One month versus one year.
A border crossing versus a holy site in a nation’s capital.
The comparison is damning.
The Jewish state allowed more Gazans to cross its border in one month before the Gaza leadership launched a war, than it allowed Jews to step foot on their holiest site over an entire year.

That is not security policy. That is civilizational self-sabotage.
Every country controls its borders. That is normal. What is not normal is a nation blocking its own people from their central religious site in their own capital city.
Jews face time windows, group limits, police escorts, and de-facto prayer bans to walk on ground their ancestors sanctified 3,000 years ago. The result is obvious: Jewish presence is suppressed by design.
Fifty thousand Jews in a year is not demand.
It is managed scarcity.

The Western Wall Plaza is sold as Jewish religious freedom. It isn’t. It is a containment zone — a consolation prize engineered to keep Jews away from the mountain that actually matters.
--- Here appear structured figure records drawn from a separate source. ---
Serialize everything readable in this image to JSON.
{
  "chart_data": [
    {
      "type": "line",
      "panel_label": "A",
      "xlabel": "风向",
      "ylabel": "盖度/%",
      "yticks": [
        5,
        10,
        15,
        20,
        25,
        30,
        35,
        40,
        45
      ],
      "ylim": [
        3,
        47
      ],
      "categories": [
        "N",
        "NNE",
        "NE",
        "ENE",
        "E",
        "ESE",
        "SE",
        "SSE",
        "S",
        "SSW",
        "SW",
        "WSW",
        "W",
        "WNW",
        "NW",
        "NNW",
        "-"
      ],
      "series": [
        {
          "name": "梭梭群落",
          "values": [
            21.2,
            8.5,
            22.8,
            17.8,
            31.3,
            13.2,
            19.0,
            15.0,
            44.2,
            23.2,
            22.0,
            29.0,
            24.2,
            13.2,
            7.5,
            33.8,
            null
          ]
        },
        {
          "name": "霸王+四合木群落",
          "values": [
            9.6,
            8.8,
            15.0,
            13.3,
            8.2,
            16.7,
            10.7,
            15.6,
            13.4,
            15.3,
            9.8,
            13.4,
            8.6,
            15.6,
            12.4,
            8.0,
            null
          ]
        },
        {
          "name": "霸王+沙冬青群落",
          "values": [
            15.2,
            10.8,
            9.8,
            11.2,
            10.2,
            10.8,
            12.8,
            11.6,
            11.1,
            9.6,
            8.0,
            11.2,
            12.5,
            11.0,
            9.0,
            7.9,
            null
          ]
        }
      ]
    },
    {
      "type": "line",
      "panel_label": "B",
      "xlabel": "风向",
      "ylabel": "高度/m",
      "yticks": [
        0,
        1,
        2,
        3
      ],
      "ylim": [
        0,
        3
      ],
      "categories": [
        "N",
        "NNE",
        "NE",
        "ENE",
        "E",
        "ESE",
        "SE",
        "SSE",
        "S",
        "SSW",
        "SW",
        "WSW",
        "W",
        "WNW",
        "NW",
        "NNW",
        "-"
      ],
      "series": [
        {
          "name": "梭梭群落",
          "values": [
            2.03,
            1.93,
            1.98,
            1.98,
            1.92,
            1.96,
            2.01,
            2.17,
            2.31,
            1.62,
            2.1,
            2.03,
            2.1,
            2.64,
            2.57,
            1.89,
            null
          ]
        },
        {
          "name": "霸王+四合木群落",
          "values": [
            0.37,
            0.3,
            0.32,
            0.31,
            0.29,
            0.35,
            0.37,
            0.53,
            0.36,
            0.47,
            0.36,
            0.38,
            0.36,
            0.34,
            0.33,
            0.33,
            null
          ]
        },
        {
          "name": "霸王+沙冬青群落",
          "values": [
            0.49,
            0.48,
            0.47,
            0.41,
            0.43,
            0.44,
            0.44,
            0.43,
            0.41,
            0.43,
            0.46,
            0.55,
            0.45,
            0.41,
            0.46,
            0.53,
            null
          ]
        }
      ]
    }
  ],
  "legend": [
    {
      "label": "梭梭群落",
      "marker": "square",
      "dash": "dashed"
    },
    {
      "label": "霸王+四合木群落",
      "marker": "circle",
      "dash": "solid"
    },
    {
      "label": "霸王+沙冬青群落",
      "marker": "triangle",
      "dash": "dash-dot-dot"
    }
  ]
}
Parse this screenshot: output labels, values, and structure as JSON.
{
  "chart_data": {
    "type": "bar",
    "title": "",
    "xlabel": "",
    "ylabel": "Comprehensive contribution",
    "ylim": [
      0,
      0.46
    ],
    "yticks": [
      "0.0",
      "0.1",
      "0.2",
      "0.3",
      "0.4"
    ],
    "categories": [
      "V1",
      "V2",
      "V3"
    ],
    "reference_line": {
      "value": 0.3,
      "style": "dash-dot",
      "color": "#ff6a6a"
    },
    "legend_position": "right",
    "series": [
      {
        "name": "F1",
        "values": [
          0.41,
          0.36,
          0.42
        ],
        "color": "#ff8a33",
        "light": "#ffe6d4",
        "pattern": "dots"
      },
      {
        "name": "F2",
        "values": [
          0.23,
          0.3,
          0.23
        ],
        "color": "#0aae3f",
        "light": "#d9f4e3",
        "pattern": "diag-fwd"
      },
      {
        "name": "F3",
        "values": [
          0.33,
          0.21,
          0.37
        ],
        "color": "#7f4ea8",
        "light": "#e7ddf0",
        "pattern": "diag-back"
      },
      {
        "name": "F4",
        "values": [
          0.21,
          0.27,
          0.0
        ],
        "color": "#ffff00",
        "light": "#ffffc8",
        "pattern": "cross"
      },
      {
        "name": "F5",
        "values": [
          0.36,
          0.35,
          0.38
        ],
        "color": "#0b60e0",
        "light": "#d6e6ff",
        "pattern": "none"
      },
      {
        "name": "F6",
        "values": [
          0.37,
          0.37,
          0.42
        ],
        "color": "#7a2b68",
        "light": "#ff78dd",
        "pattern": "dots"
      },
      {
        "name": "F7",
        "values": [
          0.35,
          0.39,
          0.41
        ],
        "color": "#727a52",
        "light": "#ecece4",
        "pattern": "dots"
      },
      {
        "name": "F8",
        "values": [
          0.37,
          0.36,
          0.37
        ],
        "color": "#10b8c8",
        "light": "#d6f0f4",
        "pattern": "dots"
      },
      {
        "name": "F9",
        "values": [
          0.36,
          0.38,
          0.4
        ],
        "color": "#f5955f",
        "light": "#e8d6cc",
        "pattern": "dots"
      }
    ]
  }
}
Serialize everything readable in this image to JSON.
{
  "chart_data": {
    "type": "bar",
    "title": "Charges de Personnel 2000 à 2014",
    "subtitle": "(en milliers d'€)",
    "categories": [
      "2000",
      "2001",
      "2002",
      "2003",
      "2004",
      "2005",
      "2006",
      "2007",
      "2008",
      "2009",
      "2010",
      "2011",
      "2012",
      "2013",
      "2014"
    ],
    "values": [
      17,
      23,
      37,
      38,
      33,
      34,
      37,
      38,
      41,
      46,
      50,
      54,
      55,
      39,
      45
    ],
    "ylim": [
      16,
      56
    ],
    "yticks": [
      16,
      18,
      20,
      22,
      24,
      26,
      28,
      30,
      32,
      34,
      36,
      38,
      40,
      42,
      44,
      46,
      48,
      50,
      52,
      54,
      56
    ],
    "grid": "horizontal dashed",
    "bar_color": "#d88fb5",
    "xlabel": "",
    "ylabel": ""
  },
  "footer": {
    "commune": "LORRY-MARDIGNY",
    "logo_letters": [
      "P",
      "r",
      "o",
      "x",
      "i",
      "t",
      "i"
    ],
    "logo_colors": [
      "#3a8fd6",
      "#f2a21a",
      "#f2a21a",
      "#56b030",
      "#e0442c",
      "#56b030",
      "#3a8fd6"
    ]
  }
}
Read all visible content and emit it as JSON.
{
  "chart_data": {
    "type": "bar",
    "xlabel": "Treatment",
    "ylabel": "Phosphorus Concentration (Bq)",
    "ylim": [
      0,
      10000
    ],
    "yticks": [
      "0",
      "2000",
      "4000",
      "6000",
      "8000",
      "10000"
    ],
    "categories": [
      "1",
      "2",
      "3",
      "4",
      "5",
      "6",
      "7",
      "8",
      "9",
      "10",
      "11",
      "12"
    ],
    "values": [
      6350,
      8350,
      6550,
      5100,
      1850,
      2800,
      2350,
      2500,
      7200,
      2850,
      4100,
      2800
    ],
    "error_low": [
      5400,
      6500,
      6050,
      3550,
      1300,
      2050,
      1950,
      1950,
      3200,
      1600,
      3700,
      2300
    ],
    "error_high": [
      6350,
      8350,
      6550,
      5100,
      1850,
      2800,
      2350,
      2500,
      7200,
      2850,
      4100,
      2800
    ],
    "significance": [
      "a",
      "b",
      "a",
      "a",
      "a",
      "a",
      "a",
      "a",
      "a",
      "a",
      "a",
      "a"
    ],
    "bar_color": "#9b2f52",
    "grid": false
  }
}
This is why the Gaza comparison cuts so deep.
Israeli policy makers allowed in more Gazans into Israel, during a blockade, knowing that the area is led by an antisemitic genocidal jihadist group sworn to destroy the Jewish State, than for Jews just seeking a basic human right of prayer.
A sovereign nation that polices Jewish prayer more aggressively than cross-border traffic has lost the plot. A capital that cages its own sacred history is not free.
Until Jews can walk onto the Temple Mount without escorts, quotas, and humiliation, the Kotel Plaza remains exactly what it is: an open-air prison with good lighting and a propaganda budget.